The Rev. Dr. Richard Fitzgerald’s new role with the Great Plains Conference will be somewhat of a 21st century circuit rider, traveling throughout Kansas and Nebraska to work alongside small churches where clergy might not be available.
Fitzgerald, senior pastor of Salina First United Methodist Church since 2019, will begin July 1 as the conference circuit pastor.
“Richard will be traveling around, coordinating with the local churches and the lay people in the region, defining what a circuit is, doing training for the lay leadership in that space,” said the Rev. Jeff Clinger, director of congregational excellence. “The training will include everything from Sunday morning worship leadership and preaching rhythms to pastoral care rhythms, even doing funerals.”

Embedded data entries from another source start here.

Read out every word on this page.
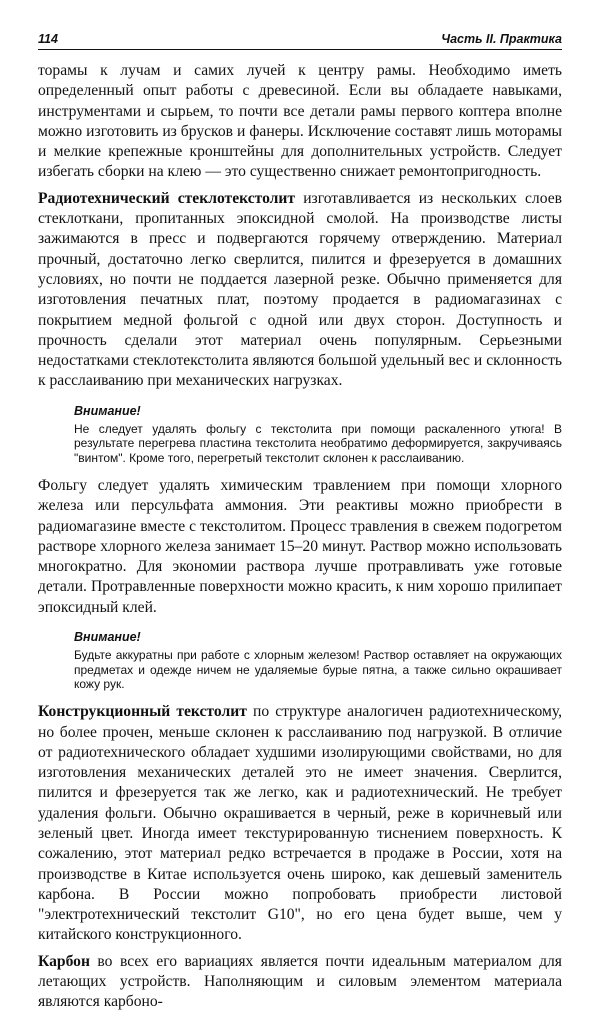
114	Часть II. Практика

торамы к лучам и самих лучей к центру рамы. Необходимо иметь определенный опыт работы с древесиной. Если вы обладаете навыками, инструментами и сырьем, то почти все детали рамы первого коптера вполне можно изготовить из брусков и фанеры. Исключение составят лишь моторамы и мелкие крепежные кронштейны для дополнительных устройств. Следует избегать сборки на клею — это существенно снижает ремонтопригодность.

Радиотехнический стеклотекстолит изготавливается из нескольких слоев стеклоткани, пропитанных эпоксидной смолой. На производстве листы зажимаются в пресс и подвергаются горячему отверждению. Материал прочный, достаточно легко сверлится, пилится и фрезеруется в домашних условиях, но почти не поддается лазерной резке. Обычно применяется для изготовления печатных плат, поэтому продается в радиомагазинах с покрытием медной фольгой с одной или двух сторон. Доступность и прочность сделали этот материал очень популярным. Серьезными недостатками стеклотекстолита являются большой удельный вес и склонность к расслаиванию при механических нагрузках.

Внимание!
Не следует удалять фольгу с текстолита при помощи раскаленного утюга! В результате перегрева пластина текстолита необратимо деформируется, закручиваясь "винтом". Кроме того, перегретый текстолит склонен к расслаиванию.

Фольгу следует удалять химическим травлением при помощи хлорного железа или персульфата аммония. Эти реактивы можно приобрести в радиомагазине вместе с текстолитом. Процесс травления в свежем подогретом растворе хлорного железа занимает 15–20 минут. Раствор можно использовать многократно. Для экономии раствора лучше протравливать уже готовые детали. Протравленные поверхности можно красить, к ним хорошо прилипает эпоксидный клей.

Внимание!
Будьте аккуратны при работе с хлорным железом! Раствор оставляет на окружающих предметах и одежде ничем не удаляемые бурые пятна, а также сильно окрашивает кожу рук.

Конструкционный текстолит по структуре аналогичен радиотехническому, но более прочен, меньше склонен к расслаиванию под нагрузкой. В отличие от радиотехнического обладает худшими изолирующими свойствами, но для изготовления механических деталей это не имеет значения. Сверлится, пилится и фрезеруется так же легко, как и радиотехнический. Не требует удаления фольги. Обычно окрашивается в черный, реже в коричневый или зеленый цвет. Иногда имеет текстурированную тиснением поверхность. К сожалению, этот материал редко встречается в продаже в России, хотя на производстве в Китае используется очень широко, как дешевый заменитель карбона. В России можно попробовать приобрести листовой "электротехнический текстолит G10", но его цена будет выше, чем у китайского конструкционного.

Карбон во всех его вариациях является почти идеальным материалом для летающих устройств. Наполняющим и силовым элементом материала являются карбоно-
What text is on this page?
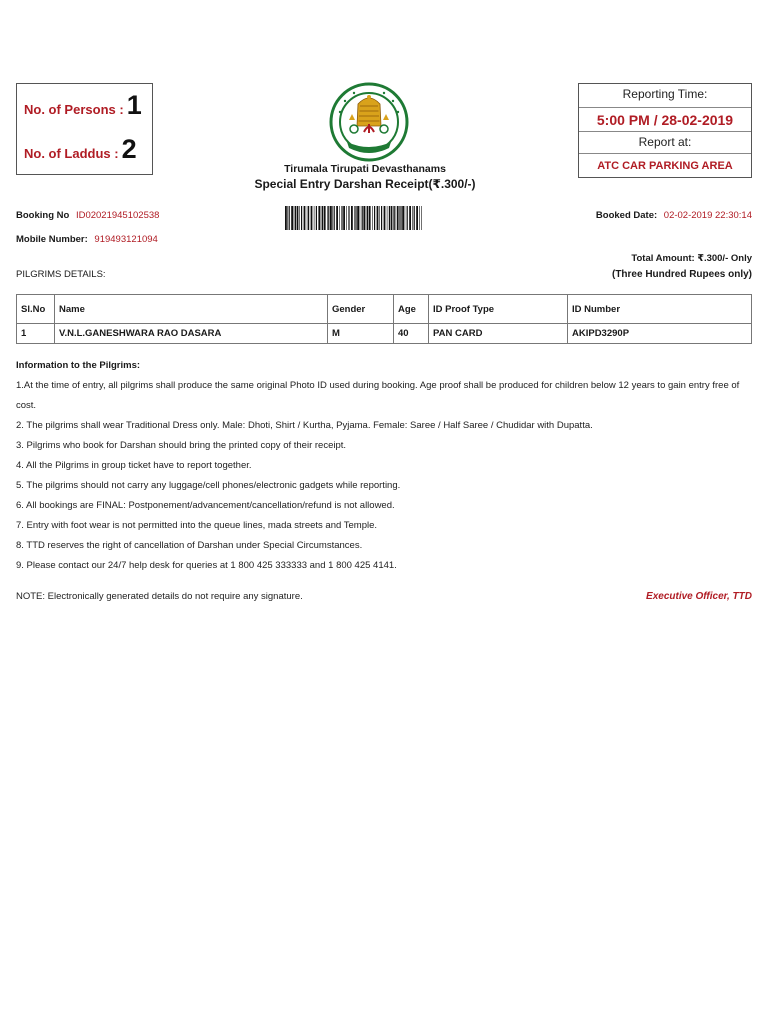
No. of Persons : 1
No. of Laddus : 2
Tirumala Tirupati Devasthanams
Special Entry Darshan Receipt(₹.300/-)
Reporting Time:
5:00 PM / 28-02-2019
Report at:
ATC CAR PARKING AREA
Booking No ID02021945102538
Mobile Number: 919493121094
Booked Date: 02-02-2019 22:30:14
Total Amount: ₹.300/- Only
PILGRIMS DETAILS:	(Three Hundred Rupees only)
Sl.No	Name	Gender	Age	ID Proof Type	ID Number
1	V.N.L.GANESHWARA RAO DASARA	M	40	PAN CARD	AKIPD3290P
Information to the Pilgrims:
1.At the time of entry, all pilgrims shall produce the same original Photo ID used during booking. Age proof shall be produced for children below 12 years to gain entry free of cost.
2. The pilgrims shall wear Traditional Dress only. Male: Dhoti, Shirt / Kurtha, Pyjama. Female: Saree / Half Saree / Chudidar with Dupatta.
3. Pilgrims who book for Darshan should bring the printed copy of their receipt.
4. All the Pilgrims in group ticket have to report together.
5. The pilgrims should not carry any luggage/cell phones/electronic gadgets while reporting.
6. All bookings are FINAL: Postponement/advancement/cancellation/refund is not allowed.
7. Entry with foot wear is not permitted into the queue lines, mada streets and Temple.
8. TTD reserves the right of cancellation of Darshan under Special Circumstances.
9. Please contact our 24/7 help desk for queries at 1 800 425 333333 and 1 800 425 4141.
NOTE: Electronically generated details do not require any signature.	Executive Officer, TTD
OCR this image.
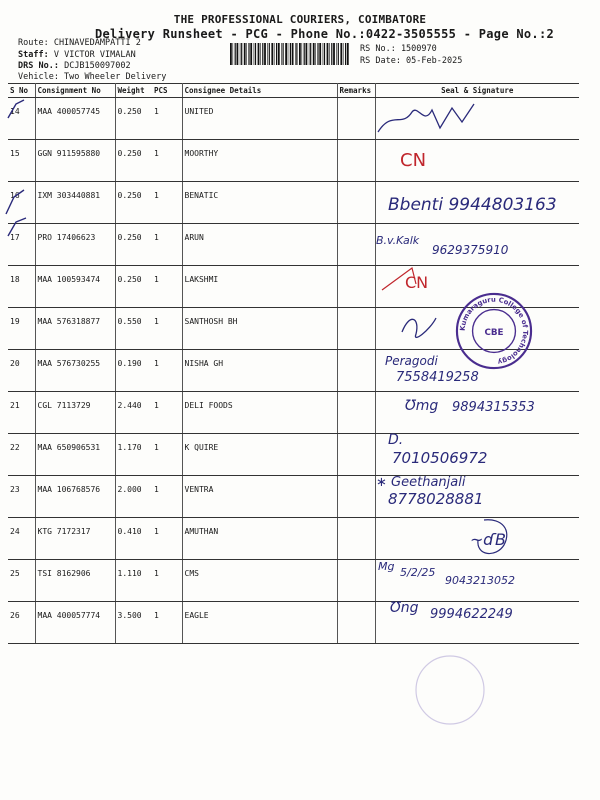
THE PROFESSIONAL COURIERS, COIMBATORE
Delivery Runsheet - PCG - Phone No.:0422-3505555 - Page No.:2
Route: CHINAVEDAMPATTI 2
Staff: V VICTOR VIMALAN
DRS No.: DCJB150097002
Vehicle: Two Wheeler Delivery
RS No.: 1500970
RS Date: 05-Feb-2025
S No	Consignment No	Weight	PCS	Consignee Details	Remarks	Seal & Signature
14	MAA 400057745	0.250	1	UNITED		
15	GGN 911595880	0.250	1	MOORTHY		
16	IXM 303440881	0.250	1	BENATIC		
17	PRO 17406623	0.250	1	ARUN		
18	MAA 100593474	0.250	1	LAKSHMI		
19	MAA 576318877	0.550	1	SANTHOSH BH		
20	MAA 576730255	0.190	1	NISHA GH		
21	CGL 7113729	2.440	1	DELI FOODS		
22	MAA 650906531	1.170	1	K QUIRE		
23	MAA 106768576	2.000	1	VENTRA		
24	KTG 7172317	0.410	1	AMUTHAN		
25	TSI 8162906	1.110	1	CMS		
26	MAA 400057774	3.500	1	EAGLE		
Bbenti 9944803163
B.v.Kalk
9629375910
CN
CN
Peragodi
7558419258
Ʊmg 9894315353
D.
7010506972
∗ Geethanjali
8778028881
~ɗB
Mg 5/2/25
9043213052
Ʊng 9994622249
Kumaraguru College of Technology
CBE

Circuit riders are unique to the Methodist heritage, where a pastor would be appointed to be a traveling minister (on horseback) to small and emerging churches with the expectation that he would visit each charge once a year.
The expectations for Fitzgerald, Clinger said, are in-person visits to each circuit once a month.
Fitzgerald said he was looking forward to the new role.
“It’s an exciting offer,” he said. “It’s something that I have thought was needed for some years, and it’s right down the line of my passion — small churches and helping lay people move into a greater expression of God’s call in their lives.”
The newly forming circuits, Clinger said, may include churches that remained in their parish after another church voted to disaffiliate.
The work is an expansion of what Fitzgerald has already been doing with five churches near Salina.
Clinger said the Rev. Karen Rice Ratzlaff, Salina and Hutchinson districts superintendent, has been complimentary on the work Fitzgerald has done while serving at Salina First UMC. Fitzgerald has been “helping coordinate some of the churches that do not have a pastor assigned to them,” Clinger said. “She has credited him with several churches staying connected and seeing the value in that.”
Fitzgerald said it has been difficult to balance the work with the smaller churches and his duties as a senior pastor of a larger church.
“There’s just not enough time to spend focusing on the little churches when you have a church that has 200 people and two services a week,” he said.
Clinger said the new position was part of a “three-year experiment.”
“We’ll see if we can get to the other side of disaffiliation, the other side of General Conference (in 2024) and have a better idea of how the alignments work in different parishes, and see if something like this needs to continue,” he said.
Clinger said the new position reaches out to smaller churches in a concerted effort to help them adapt to years of change and uncertainty.
“I hope people receive this as the conference experimenting and investing how we can best serve smaller churches in rural areas that might not be connected in traditional ways after disaffiliations,” he said.
Fitzgerald, 59, earned a bachelor’s degree in math and science from Northwest Missouri State, a master’s of divinity from Saint Paul School of Theology, and a doctorate in Wesleyan practice from Ashland Theological Seminary. After 20 years as an associate pastor at a nondenominational church, he moved to the former Kansas East Conference, where he directed lay speaking ministries.
He has served as pastor at Wellsville, Greeley-Garnett and Johnson-Richfield before his appointment to Salina First.
A native of northwest Missouri and the son of a United Methodist pastor, Fitzgerald said he has always had a heart for small churches.
“I’ve been involved with lots of people on lots of levels, and I have lots of connections,” he said.
Fitzgerald said he is looking forward to working with the variety of challenges in the conference, and the differences between the east and west, north and south areas of each state.
“Even in a settled time, this kind of position would require the ability to be flexible and operate within different contexts all the time,” he said. “I do think that given this kind of situation with the unsettledness, with disaffiliations and other things, that the complexities of what I have to be flexible with increases.”
Fitzgerald said he is looking forward to the new role.
“I like starting new things, so this is a good thing,” he said with a laugh, “I like organized chaos.”